Capilano University’s faculty focuses on teaching rather than research. Many faculty continue to work in their fields and can offer students access to up-to-date, practical instruction and industry connections. Students benefit from more individualized attention from their instructors, with class sizes averaging around 25 students.
The main campus is located at the foot of the North Shore Mountains in North Vancouver, 20 minutes from downtown Vancouver. A new satellite location on North Van’s waterfront, CapU Lonsdale, offers continuing education classes. A second campus is located in Sechelt, B.C., with regional offerings in the Squamish-Whistler area. Student residences, located off the main campus about 20 minutes away by bike or public transit, provide a mix of shared and single accommodations for 293 students.

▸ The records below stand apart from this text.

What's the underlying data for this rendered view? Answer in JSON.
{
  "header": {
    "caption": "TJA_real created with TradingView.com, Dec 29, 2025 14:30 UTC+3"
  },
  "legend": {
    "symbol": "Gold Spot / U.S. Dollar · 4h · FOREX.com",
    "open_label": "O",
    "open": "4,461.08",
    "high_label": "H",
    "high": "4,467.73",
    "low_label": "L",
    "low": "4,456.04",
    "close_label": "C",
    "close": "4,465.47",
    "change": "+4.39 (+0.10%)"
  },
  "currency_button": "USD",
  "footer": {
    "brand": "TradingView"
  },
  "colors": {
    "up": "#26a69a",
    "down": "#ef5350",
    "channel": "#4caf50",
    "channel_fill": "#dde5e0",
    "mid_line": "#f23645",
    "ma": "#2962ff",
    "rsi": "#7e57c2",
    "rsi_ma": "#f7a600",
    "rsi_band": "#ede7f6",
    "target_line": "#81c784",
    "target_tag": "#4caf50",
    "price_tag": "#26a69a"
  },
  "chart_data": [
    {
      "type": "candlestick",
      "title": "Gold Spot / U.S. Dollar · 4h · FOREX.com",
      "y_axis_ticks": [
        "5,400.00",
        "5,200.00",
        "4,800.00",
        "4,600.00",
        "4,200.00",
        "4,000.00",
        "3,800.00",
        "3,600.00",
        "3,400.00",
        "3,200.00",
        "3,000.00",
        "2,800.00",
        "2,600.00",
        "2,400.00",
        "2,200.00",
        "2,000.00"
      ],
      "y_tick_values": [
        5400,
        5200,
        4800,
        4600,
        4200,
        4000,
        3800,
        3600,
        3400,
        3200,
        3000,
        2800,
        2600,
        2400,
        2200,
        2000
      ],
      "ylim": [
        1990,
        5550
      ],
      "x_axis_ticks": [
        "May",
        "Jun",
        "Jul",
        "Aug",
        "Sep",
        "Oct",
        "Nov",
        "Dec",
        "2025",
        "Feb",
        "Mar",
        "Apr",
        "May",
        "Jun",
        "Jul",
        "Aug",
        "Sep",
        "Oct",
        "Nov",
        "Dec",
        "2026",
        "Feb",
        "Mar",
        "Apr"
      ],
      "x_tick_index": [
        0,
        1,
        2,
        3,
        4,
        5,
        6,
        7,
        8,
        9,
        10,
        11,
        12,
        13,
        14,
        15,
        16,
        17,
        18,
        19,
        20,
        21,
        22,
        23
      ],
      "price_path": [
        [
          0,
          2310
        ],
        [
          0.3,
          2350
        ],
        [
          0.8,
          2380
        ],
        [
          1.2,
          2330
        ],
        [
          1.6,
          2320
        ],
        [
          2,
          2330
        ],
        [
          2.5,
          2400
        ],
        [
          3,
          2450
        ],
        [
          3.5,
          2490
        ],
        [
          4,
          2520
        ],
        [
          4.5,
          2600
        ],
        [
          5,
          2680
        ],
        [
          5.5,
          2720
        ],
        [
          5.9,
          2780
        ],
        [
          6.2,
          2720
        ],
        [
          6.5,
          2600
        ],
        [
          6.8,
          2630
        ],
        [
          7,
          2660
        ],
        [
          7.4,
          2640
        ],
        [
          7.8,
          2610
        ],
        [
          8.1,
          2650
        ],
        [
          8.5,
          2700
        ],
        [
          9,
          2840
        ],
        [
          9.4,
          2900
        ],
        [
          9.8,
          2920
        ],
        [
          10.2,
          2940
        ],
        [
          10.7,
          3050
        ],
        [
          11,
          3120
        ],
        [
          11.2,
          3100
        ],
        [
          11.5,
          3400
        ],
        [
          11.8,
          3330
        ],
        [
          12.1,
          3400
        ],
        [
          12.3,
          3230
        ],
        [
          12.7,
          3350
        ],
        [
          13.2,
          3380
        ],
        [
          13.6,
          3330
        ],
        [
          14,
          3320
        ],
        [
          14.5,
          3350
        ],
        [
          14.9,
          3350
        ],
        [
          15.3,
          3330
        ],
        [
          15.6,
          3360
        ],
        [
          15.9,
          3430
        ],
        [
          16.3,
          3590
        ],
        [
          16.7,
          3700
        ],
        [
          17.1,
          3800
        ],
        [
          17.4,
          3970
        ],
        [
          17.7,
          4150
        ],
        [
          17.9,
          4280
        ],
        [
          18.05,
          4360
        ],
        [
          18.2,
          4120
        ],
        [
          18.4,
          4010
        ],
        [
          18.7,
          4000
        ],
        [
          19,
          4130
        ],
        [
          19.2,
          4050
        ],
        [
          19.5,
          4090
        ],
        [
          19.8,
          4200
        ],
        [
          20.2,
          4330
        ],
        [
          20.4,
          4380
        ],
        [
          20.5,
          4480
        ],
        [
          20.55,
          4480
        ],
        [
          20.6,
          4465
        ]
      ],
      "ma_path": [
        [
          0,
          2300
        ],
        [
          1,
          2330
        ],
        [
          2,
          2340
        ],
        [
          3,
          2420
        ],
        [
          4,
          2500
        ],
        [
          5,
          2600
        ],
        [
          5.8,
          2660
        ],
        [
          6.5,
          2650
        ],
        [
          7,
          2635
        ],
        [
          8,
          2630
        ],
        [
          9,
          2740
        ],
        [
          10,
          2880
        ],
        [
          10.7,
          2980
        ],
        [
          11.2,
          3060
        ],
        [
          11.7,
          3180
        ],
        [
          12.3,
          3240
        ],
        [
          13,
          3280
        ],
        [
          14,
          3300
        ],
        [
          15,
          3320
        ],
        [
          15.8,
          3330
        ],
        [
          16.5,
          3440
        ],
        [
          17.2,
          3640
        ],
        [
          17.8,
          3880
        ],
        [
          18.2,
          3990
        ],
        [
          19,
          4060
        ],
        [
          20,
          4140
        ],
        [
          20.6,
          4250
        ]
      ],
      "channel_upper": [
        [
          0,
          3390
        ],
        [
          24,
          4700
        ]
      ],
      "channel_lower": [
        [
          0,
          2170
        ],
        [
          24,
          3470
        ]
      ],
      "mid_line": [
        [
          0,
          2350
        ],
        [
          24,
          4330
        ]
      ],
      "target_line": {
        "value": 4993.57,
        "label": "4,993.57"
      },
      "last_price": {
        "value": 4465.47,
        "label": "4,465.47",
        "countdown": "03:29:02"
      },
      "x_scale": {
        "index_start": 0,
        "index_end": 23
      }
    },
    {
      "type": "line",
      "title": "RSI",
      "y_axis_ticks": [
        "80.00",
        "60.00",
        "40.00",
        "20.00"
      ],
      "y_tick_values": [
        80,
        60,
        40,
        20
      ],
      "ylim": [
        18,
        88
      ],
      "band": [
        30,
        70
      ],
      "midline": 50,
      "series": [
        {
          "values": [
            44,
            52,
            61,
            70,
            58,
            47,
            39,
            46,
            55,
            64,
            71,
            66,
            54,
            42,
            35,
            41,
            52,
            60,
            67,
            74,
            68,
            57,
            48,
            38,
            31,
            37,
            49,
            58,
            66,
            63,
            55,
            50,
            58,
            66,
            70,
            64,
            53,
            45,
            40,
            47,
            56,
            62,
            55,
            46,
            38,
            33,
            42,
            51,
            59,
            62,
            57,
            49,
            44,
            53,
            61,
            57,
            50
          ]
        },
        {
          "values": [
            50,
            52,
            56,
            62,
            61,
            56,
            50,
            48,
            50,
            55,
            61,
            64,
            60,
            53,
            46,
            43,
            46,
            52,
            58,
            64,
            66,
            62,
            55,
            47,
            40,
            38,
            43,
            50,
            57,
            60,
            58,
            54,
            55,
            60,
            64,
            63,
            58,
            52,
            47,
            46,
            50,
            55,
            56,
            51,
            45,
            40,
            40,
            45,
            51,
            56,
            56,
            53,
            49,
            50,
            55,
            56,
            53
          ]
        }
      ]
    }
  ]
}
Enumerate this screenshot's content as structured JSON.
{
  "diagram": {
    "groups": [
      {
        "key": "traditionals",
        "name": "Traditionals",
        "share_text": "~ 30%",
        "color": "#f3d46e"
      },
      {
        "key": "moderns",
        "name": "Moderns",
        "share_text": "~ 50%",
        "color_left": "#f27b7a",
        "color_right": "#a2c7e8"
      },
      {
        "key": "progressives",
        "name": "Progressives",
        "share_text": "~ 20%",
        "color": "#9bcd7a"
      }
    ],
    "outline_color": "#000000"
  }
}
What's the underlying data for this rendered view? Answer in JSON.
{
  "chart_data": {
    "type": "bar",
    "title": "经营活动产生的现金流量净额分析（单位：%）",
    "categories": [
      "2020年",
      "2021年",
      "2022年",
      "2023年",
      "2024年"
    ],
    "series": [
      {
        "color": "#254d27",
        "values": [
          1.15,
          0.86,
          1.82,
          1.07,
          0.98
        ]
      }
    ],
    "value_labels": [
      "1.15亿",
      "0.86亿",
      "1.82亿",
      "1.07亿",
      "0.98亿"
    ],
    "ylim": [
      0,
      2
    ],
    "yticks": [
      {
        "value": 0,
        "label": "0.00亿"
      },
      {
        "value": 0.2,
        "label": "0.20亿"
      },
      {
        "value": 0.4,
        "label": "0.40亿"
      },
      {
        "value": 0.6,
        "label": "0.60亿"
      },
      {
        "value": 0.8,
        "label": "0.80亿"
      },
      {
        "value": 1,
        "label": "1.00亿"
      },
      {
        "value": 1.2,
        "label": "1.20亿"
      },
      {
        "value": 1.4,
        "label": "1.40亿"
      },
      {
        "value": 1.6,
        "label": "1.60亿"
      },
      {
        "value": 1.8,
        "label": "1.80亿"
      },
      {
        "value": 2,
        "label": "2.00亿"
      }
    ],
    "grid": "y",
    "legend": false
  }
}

Degree programs tend to be career-oriented in areas such as early childhood care and education, music therapy, motion picture arts, tourism, legal studies, communications and jazz, but broader-based programs, such as the bachelor of business administration and bachelor of arts in liberal studies, are also available. In addition, Capilano has a handful of post-baccalaureate diplomas and a wide range of certificate and diploma offerings, including a diploma program in costuming for stage and screen that combines motion picture and theatre costuming, preparing students to work in film and television production, as well as theatre, opera and dance. Recently, Capilano developed the Indigenous Digital Accelerator project to provide resources such as technical advice and mentoring to help Indigenous students launch their own businesses, as well as to help existing Indigenous entrepreneurs to expand.
“From the first moment our new students step onto campus, they feel supported and know their education truly matters,” says president Paul Dangerfield. “We are unified in providing exceptional experiences for students and ensuring the well-being of everyone in our campus community.”
A bonus: at $5,255, tuition and fees for undergraduates in associate of arts programs are about 20 per cent less than at Vancouver’s two research-intensive universities.